The University of Iowa

Setting up your Kitchen

If you are lucky, you will move into a student residence that has a kitchen already furnished by previous inhabitants. This is often the case on a study abroad program. But if you are not that lucky, you will need to buy some gear. Depending on where you study abroad, there may be second-hand stores that carry kitchen equipment. Or check out weekend flea markets. As a last resort, buy new, but only after talking to some local people about good, inexpensive places to shop. Think about it this way: if you were a new foreign student in the United States, where would you shop for a frying pan? At a garage sale? At a Goodwill or Salvation Army store? At Target? Or at a high-end store that caters to wanna-be chefs?

What do you need to start cooking? Pots, pans, utensils, hot pads, maybe some bakeware. The Real Simple web site publishes a list of basic kitchen tools that might be a useful starting point, but remember that utensils and cookware designed for your local cuisine might not be on this list. And remember that this list is pretty long -- you don't need everything here!

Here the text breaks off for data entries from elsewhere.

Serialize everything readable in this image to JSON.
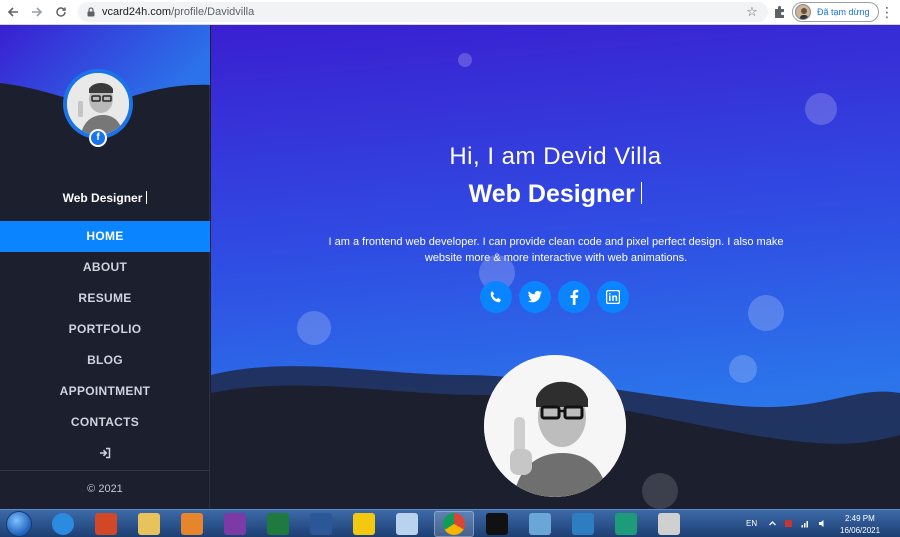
{
  "browser": {
    "url_domain": "vcard24h.com",
    "url_path": "/profile/Davidvilla",
    "profile_status": "Đã tạm dừng"
  },
  "sidebar": {
    "title": "Web Designer",
    "menu": [
      {
        "label": "HOME",
        "active": true
      },
      {
        "label": "ABOUT",
        "active": false
      },
      {
        "label": "RESUME",
        "active": false
      },
      {
        "label": "PORTFOLIO",
        "active": false
      },
      {
        "label": "BLOG",
        "active": false
      },
      {
        "label": "APPOINTMENT",
        "active": false
      },
      {
        "label": "CONTACTS",
        "active": false
      }
    ],
    "footer": "© 2021"
  },
  "hero": {
    "greeting": "Hi, I am Devid Villa",
    "role": "Web Designer",
    "description": "I am a frontend web developer. I can provide clean code and pixel perfect design. I also make website more & more interactive with web animations.",
    "socials": [
      "phone-icon",
      "twitter-icon",
      "facebook-icon",
      "linkedin-icon"
    ]
  },
  "taskbar": {
    "language": "EN",
    "time": "2:49 PM",
    "date": "16/06/2021"
  },
  "colors": {
    "accent": "#0a84ff",
    "sidebar_bg": "#1b1f2e",
    "hero_top": "#3a1fd1",
    "hero_bottom": "#2d7ef0"
  }
}
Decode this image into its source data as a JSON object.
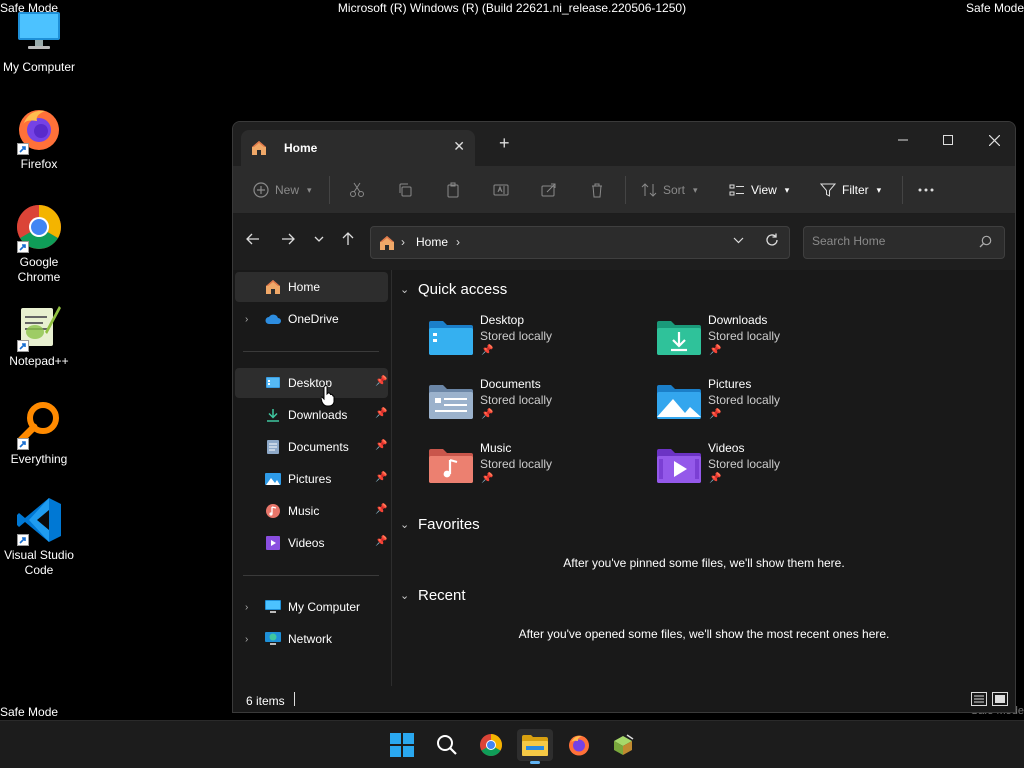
{
  "system": {
    "safe_mode": "Safe Mode",
    "build": "Microsoft (R) Windows (R) (Build 22621.ni_release.220506-1250)"
  },
  "desktop": {
    "icons": [
      {
        "label": "My Computer",
        "icon": "monitor-icon"
      },
      {
        "label": "Firefox",
        "icon": "firefox-icon"
      },
      {
        "label": "Google Chrome",
        "icon": "chrome-icon"
      },
      {
        "label": "Notepad++",
        "icon": "notepadpp-icon"
      },
      {
        "label": "Everything",
        "icon": "everything-search-icon"
      },
      {
        "label": "Visual Studio Code",
        "icon": "vscode-icon"
      }
    ]
  },
  "explorer": {
    "tab": {
      "title": "Home",
      "icon": "home-icon"
    },
    "toolbar": {
      "new_label": "New",
      "sort_label": "Sort",
      "view_label": "View",
      "filter_label": "Filter"
    },
    "address": {
      "location": "Home"
    },
    "search": {
      "placeholder": "Search Home"
    },
    "sidebar": {
      "home": "Home",
      "onedrive": "OneDrive",
      "pinned": [
        {
          "label": "Desktop",
          "icon": "desktop-folder-icon"
        },
        {
          "label": "Downloads",
          "icon": "download-icon"
        },
        {
          "label": "Documents",
          "icon": "documents-icon"
        },
        {
          "label": "Pictures",
          "icon": "pictures-icon"
        },
        {
          "label": "Music",
          "icon": "music-icon"
        },
        {
          "label": "Videos",
          "icon": "videos-icon"
        }
      ],
      "my_computer": "My Computer",
      "network": "Network"
    },
    "main": {
      "quick_access_title": "Quick access",
      "quick_access": [
        {
          "name": "Desktop",
          "sub": "Stored locally"
        },
        {
          "name": "Downloads",
          "sub": "Stored locally"
        },
        {
          "name": "Documents",
          "sub": "Stored locally"
        },
        {
          "name": "Pictures",
          "sub": "Stored locally"
        },
        {
          "name": "Music",
          "sub": "Stored locally"
        },
        {
          "name": "Videos",
          "sub": "Stored locally"
        }
      ],
      "favorites_title": "Favorites",
      "favorites_empty": "After you've pinned some files, we'll show them here.",
      "recent_title": "Recent",
      "recent_empty": "After you've opened some files, we'll show the most recent ones here."
    },
    "status": {
      "count": "6 items"
    }
  },
  "taskbar": {
    "items": [
      "start-icon",
      "search-icon",
      "chrome-icon",
      "file-explorer-icon",
      "firefox-icon",
      "notepadpp-icon"
    ],
    "active": "file-explorer-icon"
  },
  "colors": {
    "window_bg": "#191919",
    "toolbar_bg": "#2c2c2c",
    "accent": "#5fb2f2",
    "folder_yellow": "#f0c04a"
  }
}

On a related note, you will want a small supply of basic spices for livening up your food. Salt and pepper go a long way, but good, fresh spices can make the difference between eating grub and enjoying a meal. Check the Real Simple web page for a nice variety of suggested spices to keep on hand, and remember that your local cuisine may require different spices. Ask local people what they use, and follow suit.

It’s very possible that the stove and/or oven available for your use abroad will have gas instead of electrical heating elements. You might need some coaching to learn how to use it, but once you get the hang of it, you’ll probably enjoy it. Good cooks find that they can control the temperature better when cooking with gas. And it’s perfectly safe as long as you follow directions and don’t let your equipment fall into disrepair.